Learned Behaviors and Emotional Regulation
Emotional regulation is largely learned, not something we are born with. Our parents’ approaches to emotions, whether through open expression, suppression, or a lack of acknowledgment, significantly shape our own emotional skills. For example, one person might grow up in a household where anger is suppressed, while another experiences more outward emotional expression.
While women are often found to be less likely to suppress emotions and more likely to ruminate, men are often taught to deny or suppress feelings deemed “weak.” This learned behavior can hinder adaptive emotion regulation. Recognizing these learned patterns is the first step toward developing healthier emotional skills.
Key Health Takeaways
- Emotion regulation is about managing feelings wisely, not eliminating them.
- Your strategies for managing emotions depend on the emotion, your personality, and the context.
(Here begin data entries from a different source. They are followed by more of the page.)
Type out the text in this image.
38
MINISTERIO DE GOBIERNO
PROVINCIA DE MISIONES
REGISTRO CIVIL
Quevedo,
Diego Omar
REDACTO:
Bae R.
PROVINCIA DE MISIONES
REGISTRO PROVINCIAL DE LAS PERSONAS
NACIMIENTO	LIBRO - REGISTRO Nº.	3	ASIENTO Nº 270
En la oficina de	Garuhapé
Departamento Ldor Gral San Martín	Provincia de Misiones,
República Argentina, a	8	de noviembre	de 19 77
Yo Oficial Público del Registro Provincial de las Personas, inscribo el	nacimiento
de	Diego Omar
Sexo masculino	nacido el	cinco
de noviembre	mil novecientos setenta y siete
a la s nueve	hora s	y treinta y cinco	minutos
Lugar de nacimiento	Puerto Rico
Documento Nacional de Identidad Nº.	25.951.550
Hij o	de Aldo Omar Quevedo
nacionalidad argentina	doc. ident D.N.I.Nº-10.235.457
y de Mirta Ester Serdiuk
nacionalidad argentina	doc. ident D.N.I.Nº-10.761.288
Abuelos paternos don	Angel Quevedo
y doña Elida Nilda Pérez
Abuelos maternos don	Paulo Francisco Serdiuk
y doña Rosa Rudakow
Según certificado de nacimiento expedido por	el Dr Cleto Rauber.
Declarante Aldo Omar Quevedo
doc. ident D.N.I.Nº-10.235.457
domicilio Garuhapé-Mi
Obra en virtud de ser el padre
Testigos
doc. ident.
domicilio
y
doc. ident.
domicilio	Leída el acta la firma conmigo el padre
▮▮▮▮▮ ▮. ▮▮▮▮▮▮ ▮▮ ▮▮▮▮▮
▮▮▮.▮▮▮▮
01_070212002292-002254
- Reframe emotions: there are no inherently good or bad feelings, only our reactions to them.
- Develop a new relationship with your emotions; acknowledge them rather than trying to suppress them.
- Societal pressures can impact how freely we express emotions like happiness, sadness, or anger.
- Boys and men often face unique challenges in expressing vulnerability due to learned norms about masculinity.
- Emotion regulation is a skill that can be learned and improved throughout life.
This article provides information based on insights from Dr. Marc Brackett, a leading expert in emotional intelligence. It is intended for general informational purposes and does not constitute medical advice. Always consult with a qualified healthcare provider for any health concerns or before making any decisions related to your health or treatment.